Some complainants believed that the article was inaccurate because it presented the EU as doing something “underhand or unfair”. The Editors’ Code of Practice makes clear the press has the right to be partisan, to give its own opinion and to campaign, as long as it takes care not to publish inaccurate, misleading or distorted information, and to distinguish between comment, conjecture and fact. The article included critical commentary from several individuals about the changes and the decisions by the EU, including comments by the Brexit Minister Lord Frost describing them as “unsustainable”, and another comment describing it as “obscene and a disgrace that bureaucrats in Brussels are thinking there is something potentially illegal or wrong with M&S lasagne.” We understand that some complainants disagreed with these opinions, but the publication was entitled to report these critical comments, which were distinguished as such; this did not constitute grounds to investigate a possible breach of Clause 1.

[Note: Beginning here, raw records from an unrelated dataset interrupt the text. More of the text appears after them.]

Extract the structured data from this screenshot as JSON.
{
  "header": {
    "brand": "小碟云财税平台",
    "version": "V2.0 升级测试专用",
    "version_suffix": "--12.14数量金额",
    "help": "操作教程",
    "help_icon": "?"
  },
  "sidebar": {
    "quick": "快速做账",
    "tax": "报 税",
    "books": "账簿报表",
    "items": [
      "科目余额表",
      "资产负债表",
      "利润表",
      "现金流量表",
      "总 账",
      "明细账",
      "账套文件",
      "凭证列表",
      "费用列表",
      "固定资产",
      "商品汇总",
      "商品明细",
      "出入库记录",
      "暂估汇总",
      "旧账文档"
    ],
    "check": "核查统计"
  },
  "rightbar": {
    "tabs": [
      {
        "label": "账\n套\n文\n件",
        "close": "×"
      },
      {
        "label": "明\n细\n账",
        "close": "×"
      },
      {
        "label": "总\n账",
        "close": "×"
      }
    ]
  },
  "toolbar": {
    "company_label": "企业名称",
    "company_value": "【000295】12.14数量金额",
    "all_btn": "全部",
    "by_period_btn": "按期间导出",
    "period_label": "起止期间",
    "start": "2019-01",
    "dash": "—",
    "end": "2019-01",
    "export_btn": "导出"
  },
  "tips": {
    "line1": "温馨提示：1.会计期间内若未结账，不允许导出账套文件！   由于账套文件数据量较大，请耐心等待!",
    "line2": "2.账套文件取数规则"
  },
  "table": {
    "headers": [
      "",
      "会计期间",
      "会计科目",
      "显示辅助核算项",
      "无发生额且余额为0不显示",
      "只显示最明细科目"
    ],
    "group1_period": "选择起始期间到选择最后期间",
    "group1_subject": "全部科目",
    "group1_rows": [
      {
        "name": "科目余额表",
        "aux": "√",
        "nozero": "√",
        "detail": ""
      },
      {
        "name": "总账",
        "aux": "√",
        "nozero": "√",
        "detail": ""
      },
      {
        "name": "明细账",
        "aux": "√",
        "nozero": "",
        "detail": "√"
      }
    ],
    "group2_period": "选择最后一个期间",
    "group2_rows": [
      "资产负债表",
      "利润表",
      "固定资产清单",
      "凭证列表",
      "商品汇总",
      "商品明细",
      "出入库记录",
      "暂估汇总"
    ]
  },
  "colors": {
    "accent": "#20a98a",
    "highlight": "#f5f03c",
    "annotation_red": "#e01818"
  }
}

A few complainants also said the article breached Clause 12 (Discrimination) because they considered it blamed Europeans for price rises instead of the UK Government, and stirred up anti-European feelings. Clause 12 is designed to protect specific individuals mentioned by the press from discrimination based on their race, colour, religion, gender identity, sexual orientation or any physical or mental illness or disability. It does not apply to groups or categories of people. Concerns that the article discriminated against Europeans in general did not relate to an individual. This meant that the terms of this Clause were not engaged..

A few complainants also said the article breached Clause 13 (Financial journalism) because they believed it suggested British people are financially disadvantaged due to new EU policy; despite the EU regulations pre-existing before Brexit. Clause 13 relates to journalists not using for their own, or other’s profit, financial information they receive in advance of its general publication. As complaints did not relate to this, the terms of the Clause were not engaged.

You are entitled to request that the Executive’s decision to reject your complaint be reviewed by IPSO’s Complaints Committee. To do so you will need to write to us in the next seven days, setting out the reasons why you believe the decision should be reviewed. Please note that we are unable to accept requests for review made seven days after the date of this email.

We would like to thank you for giving us the opportunity to consider and respond to the points you have raised.